Saturday, February 05, 2005

Rant: 2.30am

Among those who have lost the capacity to think, statements like this are still to be found:

In essence, what we are witnessing is a pseudo-rejection of the USA. All this “I hate America as much as you hate America!” baloney is a cultural phenomenon, little to do with any meaningful or cultivated sense of “politics”. Across Europe, gigantic music stores stuffed to the gunwales with American pop, rock and urban do a sideline in hipster books. Virtually without exception these dazzling paperback digests are rabidly anti-American (Why do we hate America? ),

A 'left of centre' blog quotes this as if it were some insightful commentary. What these unnamed ‘hipster books’ are is anybody’s guess. Probably, these putative ‘hipster[?] books’ (note on rhetoric 101: left thought is always ‘merely fashionable’) are ones containing criticisms of the actions of the US government. Now various unreflective numbskulls seem to think that there is a contradiction between consuming American culture and being critical of the U.S. government. This ‘contradiction’ is unworthy of consideration. Allow me to quote myself:

A colleague tells me of a video made by one of his students ostensibly about ‘Anti-Americanism’ in the U.K. The video consists of footage of anti-war protestors juxtaposed with tracking footage of acres of MacDonald’s, Burger King and other U.S. companies. It illustrates, suggests the student, British hypocrisy in simultaneously hating and loving ‘America’. Meanwhile, a protest against the Iraq war in France can be lazily referred to as an ‘anti-American’ demonstration at the consistently puerile ‘No Pasaran’ site. Elsewhere, in a discussion at Crooked Timber, criticisms of Starbucks were taken to be ‘really about’ attitudes to ‘America’. Such examples are utterly quotidian, routine, legion*.Anyway, it seems obvious to me that enjoying burgers and protesting at what you consider to be an imperialist war are two different things, and not two ways of relating to a single abstraction called ‘America’ [….]An American, conversely, can like fish and chips but hate cricket, hate Labour and love the Beatles. They are not entertaining tortured, contradictory attitudes towards “Englishness’.
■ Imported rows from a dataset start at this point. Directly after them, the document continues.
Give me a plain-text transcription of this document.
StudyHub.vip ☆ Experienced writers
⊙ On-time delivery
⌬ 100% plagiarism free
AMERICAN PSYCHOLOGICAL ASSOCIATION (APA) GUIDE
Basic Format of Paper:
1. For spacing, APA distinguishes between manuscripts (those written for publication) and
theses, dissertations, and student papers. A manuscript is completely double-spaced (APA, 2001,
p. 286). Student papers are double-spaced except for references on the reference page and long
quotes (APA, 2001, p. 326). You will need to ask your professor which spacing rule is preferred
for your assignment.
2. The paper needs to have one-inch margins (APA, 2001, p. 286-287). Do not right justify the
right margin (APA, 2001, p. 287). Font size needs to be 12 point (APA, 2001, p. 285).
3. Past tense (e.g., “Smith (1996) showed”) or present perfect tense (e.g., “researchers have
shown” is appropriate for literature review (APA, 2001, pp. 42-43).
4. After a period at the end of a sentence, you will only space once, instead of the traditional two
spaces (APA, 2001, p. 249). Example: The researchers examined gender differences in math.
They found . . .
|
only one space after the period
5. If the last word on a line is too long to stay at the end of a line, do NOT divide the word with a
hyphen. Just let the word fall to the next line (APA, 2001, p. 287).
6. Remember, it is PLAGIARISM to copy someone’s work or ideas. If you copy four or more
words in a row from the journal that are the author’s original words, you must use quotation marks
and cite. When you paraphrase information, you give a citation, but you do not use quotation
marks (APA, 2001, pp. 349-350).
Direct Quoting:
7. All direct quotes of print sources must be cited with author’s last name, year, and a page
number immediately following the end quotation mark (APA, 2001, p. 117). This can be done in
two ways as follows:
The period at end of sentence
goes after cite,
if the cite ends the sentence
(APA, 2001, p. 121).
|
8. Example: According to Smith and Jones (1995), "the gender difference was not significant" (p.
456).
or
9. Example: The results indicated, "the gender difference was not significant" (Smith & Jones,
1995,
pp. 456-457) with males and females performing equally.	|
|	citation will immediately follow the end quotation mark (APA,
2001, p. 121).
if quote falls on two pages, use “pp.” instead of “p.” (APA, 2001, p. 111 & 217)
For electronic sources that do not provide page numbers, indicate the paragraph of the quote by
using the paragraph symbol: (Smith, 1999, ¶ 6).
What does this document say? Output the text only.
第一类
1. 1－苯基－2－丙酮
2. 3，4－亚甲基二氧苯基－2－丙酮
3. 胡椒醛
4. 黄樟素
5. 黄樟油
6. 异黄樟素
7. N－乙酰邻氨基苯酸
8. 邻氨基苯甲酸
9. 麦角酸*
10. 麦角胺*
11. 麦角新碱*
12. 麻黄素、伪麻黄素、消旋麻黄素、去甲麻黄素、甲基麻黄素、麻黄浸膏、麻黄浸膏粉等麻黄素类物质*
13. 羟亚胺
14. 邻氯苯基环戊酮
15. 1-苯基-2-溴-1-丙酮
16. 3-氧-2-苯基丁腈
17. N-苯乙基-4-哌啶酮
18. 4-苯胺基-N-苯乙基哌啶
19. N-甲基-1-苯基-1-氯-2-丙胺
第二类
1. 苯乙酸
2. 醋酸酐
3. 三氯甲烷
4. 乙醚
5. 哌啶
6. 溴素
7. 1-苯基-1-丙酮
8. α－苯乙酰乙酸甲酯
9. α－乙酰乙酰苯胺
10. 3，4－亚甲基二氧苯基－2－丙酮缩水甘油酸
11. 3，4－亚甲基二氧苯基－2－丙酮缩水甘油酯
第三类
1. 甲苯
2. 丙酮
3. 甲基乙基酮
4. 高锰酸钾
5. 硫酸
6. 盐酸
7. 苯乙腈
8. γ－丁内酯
Elementary logic, perhaps, except for those whose thought has been impoverished by the crushing presence of doxa or have simply fallen victim to a generalised irrationality..
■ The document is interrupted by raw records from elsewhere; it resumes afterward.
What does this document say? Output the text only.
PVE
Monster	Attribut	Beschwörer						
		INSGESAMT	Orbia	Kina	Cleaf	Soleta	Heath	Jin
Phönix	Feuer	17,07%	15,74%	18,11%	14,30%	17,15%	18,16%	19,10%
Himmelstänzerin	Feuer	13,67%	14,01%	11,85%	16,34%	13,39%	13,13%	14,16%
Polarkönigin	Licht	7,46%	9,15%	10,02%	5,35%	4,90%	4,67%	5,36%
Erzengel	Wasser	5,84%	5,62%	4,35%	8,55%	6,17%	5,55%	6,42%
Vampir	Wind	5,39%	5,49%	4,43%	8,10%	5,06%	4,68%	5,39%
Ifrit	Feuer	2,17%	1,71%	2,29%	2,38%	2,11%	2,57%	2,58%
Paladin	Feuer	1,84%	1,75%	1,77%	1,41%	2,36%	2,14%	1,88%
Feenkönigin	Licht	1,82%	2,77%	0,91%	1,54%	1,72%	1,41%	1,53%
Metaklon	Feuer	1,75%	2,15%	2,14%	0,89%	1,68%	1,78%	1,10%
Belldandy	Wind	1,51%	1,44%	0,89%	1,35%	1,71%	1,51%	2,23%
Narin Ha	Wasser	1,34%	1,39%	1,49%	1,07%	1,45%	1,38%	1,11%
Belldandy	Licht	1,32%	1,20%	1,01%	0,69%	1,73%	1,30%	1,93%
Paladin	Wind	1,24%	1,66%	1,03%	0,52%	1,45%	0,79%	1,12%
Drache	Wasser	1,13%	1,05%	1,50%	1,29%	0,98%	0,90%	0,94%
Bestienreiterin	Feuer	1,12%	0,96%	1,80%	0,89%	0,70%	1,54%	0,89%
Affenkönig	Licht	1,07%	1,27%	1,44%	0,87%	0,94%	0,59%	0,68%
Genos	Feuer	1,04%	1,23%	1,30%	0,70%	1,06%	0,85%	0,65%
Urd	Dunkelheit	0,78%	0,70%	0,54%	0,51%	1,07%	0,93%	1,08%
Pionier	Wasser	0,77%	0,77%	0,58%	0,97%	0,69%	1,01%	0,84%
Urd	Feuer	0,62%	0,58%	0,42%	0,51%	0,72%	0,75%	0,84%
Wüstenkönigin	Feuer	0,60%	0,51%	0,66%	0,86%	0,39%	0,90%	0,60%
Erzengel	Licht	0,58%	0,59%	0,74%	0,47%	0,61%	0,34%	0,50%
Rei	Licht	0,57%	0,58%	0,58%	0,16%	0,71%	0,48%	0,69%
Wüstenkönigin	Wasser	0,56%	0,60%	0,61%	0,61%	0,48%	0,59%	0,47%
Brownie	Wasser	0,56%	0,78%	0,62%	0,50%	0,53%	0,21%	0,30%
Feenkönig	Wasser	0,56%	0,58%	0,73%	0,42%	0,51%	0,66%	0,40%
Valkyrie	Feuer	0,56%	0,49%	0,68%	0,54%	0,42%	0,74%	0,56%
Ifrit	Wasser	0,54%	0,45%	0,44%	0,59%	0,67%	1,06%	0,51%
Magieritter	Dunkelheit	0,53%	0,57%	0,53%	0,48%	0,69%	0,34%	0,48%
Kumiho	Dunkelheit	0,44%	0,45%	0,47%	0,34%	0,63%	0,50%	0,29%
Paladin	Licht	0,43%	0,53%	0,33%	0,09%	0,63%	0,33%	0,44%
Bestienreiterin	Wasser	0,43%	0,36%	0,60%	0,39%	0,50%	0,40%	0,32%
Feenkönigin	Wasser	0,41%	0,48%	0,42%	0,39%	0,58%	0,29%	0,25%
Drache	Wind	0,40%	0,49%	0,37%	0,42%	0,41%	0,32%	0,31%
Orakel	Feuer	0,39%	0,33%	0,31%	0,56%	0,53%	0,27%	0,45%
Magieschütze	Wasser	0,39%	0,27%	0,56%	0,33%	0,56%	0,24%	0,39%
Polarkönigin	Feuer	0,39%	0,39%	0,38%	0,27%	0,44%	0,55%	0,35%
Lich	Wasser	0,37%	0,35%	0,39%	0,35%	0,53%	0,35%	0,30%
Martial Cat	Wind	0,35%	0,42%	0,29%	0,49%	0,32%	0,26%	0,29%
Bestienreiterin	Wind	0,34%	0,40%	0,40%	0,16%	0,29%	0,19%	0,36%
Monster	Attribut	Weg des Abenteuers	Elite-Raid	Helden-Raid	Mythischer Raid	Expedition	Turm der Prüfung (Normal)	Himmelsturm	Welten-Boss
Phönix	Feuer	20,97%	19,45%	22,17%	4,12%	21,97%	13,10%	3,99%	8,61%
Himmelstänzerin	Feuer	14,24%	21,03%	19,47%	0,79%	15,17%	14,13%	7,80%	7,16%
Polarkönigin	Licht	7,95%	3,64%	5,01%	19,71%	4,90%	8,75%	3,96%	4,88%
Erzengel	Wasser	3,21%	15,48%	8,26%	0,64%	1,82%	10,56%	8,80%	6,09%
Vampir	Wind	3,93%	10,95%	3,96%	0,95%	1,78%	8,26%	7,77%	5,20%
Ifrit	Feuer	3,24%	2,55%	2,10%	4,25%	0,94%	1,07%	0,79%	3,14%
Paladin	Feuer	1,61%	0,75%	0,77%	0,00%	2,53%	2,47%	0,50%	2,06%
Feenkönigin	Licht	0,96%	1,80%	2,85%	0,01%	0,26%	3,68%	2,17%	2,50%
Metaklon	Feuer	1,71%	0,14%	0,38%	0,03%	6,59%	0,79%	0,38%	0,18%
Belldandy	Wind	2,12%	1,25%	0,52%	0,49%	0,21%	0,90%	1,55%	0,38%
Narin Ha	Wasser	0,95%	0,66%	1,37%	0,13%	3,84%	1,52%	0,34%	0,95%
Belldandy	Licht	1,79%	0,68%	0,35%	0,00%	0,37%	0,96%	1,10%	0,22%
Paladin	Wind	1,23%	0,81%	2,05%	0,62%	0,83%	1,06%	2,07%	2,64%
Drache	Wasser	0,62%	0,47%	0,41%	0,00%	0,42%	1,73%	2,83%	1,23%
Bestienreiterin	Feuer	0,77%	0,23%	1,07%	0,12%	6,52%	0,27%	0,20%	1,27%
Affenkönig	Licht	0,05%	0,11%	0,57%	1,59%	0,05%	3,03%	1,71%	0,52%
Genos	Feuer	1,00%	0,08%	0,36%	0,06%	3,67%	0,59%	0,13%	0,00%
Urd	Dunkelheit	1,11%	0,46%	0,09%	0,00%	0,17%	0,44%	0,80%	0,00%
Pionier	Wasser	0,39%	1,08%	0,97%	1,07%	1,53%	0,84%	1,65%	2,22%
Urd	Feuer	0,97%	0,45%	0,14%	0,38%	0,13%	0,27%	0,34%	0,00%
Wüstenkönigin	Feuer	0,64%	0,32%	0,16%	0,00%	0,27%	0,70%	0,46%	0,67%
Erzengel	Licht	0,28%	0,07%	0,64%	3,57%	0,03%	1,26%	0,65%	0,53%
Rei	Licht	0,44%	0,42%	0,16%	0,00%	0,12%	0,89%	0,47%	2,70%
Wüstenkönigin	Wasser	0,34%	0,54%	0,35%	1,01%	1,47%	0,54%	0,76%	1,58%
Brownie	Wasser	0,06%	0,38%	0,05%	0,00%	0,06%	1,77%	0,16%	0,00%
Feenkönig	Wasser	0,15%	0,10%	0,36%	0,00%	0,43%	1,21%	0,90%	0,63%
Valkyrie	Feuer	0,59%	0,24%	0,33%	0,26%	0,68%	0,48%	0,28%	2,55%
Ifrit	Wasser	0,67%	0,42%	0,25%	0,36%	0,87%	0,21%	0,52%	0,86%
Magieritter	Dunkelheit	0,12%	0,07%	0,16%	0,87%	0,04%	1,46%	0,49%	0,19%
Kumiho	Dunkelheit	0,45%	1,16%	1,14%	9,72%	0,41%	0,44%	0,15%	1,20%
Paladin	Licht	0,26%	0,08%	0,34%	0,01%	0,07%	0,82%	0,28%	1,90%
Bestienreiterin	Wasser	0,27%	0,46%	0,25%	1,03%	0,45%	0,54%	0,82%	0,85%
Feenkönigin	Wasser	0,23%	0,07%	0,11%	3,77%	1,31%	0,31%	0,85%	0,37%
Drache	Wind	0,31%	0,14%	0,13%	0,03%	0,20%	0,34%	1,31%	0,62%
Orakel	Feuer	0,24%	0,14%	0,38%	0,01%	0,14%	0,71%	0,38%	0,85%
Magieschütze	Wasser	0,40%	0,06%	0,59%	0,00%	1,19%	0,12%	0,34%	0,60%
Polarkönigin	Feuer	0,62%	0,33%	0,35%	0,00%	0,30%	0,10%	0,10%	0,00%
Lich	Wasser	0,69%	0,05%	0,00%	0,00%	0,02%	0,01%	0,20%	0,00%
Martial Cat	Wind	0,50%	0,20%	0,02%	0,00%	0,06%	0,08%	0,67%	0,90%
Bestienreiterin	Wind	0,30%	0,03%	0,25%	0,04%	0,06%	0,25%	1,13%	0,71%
Seriously, after reading yet another bold denunciation of the non-entity Mr George Galloway, or some self-congratulatory demolition of a clueless sap from the Socialist Worker’s letter’s page one can only say, as one might to the police nicking a down-and-out on Tottenham Court Road, haven’t you got anything better to do? One can only wonder for whom these tedious repetitive denunciations are staged. And one can only hope, if only from irrational and lingering nostalgia, for a left blog that wishes to talk about social injustice, class and capitalism, that has some sense of this world’s obscene inequalities of wealth and power and never tires of drawing attention to these; that never tires also of pointing out the strategies whereby the powerful and the privileged legitimate and reproduce their rule, and that replies to the tyranny of what merely exists with reminders of what has been and what might be; that instinctively tries to disrupt the ‘obvious’ reading rather than rallying to its defence, and that aspires to that impossible point from which the world as it is can be seen in its terrible privation . So here’s an empty link, a link that holds open a place for such a blog, a vacant position. Keeping such a link open might be more important than many of the predictable stuff which currently purports to fill it, and which is plastered, like so many over-familiar facsimiles, over the virtual walls of the blogosphere.